In an interview Wednesday afternoon, Fitzgerald responded to the letter, calling it an unfair “ad hominem attack.” Fitzgerald said the shortages are reflective of a national trend and the length of the department’s hiring process.
A survey from the Police Executive Research Forum found that police hirings took a 4% dip throughout the nation between 2019 and 2021, while the quantity of officers resigning or retiring increased by 45% in that time.
“Last week, I got the full recommendations for candidates after they took their exams in February. It will be next to impossible for individuals to wait that long to be appointed to a position and then wait a few more months to go to an academy and be officially working as a police officer, probably six months later,” Fitzgerald said. “We’re committed to ensuring that we have a strong department, but we certainly need to expedite that process.”
Fitzgerald added that the FBI’s officer-per-resident ratio guidelines do not account for a town like Swampscott, which has a relatively low violent crime rate and population.
In an interview Wednesday, Police Chief Ruben Quesada said that the department must work with the union and the town to find ways to expedite its hiring process. He added that although there is an officer shortage, only 1% of the department’s calls pose an urgent public-safety threat, and the department is equipped to answer its calls for service.
“I am proud of my officers and my department for continuing to answer the call for service… There has not been a change in staffing since last year. We do have the same number of officers on the street,” Quesada said. “This is a national conversation that police organizations and police chiefs are having across the Commonwealth — a lot of it stems from the requirements to become a police officer and how we can reduce that timeline, so we are always looking at ways to expedite that process.”
On the union’s request for an emergency summit meeting, Fitzgerald said that decision would ultimately be in the hands of the Select Board.

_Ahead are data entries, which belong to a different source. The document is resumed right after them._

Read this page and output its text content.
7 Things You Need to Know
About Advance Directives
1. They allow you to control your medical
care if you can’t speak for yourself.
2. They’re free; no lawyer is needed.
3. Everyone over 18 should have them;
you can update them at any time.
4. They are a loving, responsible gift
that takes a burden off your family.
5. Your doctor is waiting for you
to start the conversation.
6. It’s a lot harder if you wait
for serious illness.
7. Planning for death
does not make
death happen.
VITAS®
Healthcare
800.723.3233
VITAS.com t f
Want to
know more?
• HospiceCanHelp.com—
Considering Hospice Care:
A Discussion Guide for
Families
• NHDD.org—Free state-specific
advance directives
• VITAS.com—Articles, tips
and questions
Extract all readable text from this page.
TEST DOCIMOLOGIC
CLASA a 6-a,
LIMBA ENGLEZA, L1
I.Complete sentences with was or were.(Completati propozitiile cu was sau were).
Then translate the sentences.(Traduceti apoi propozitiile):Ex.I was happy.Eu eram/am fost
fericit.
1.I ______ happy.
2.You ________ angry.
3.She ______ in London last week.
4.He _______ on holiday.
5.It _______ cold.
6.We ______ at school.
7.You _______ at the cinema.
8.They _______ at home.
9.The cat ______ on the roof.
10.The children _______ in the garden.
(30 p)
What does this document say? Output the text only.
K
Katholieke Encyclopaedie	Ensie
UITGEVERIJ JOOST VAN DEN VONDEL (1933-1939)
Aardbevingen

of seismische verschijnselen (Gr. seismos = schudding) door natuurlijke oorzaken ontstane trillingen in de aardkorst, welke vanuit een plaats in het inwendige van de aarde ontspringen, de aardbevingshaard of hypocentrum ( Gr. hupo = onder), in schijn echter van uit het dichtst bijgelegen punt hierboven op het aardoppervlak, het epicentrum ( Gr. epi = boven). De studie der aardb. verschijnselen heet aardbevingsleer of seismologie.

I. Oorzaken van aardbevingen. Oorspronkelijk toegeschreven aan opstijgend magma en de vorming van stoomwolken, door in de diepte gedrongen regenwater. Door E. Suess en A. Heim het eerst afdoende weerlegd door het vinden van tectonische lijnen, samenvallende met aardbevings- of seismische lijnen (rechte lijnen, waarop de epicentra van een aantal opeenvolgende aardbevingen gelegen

Select Board Chair David Grishman declined to comment on the issue.
“We’re making progress here, but I don’t want to have all that drowned out by a letter sent off in the middle of the dog days of August, looking to create conflict as opposed to addressing the critical issues that we need to face,” Fitzgerald said.
Select Board member MaryEllen Fletcher, who has been outspoken about addressing the staffing shortage at Select Board meetings, also said the board and the department have to work together to find a solution.
“There’s a serious problem and all of our energy and focus needs to be on hiring and fixing this problem,” Fletcher said.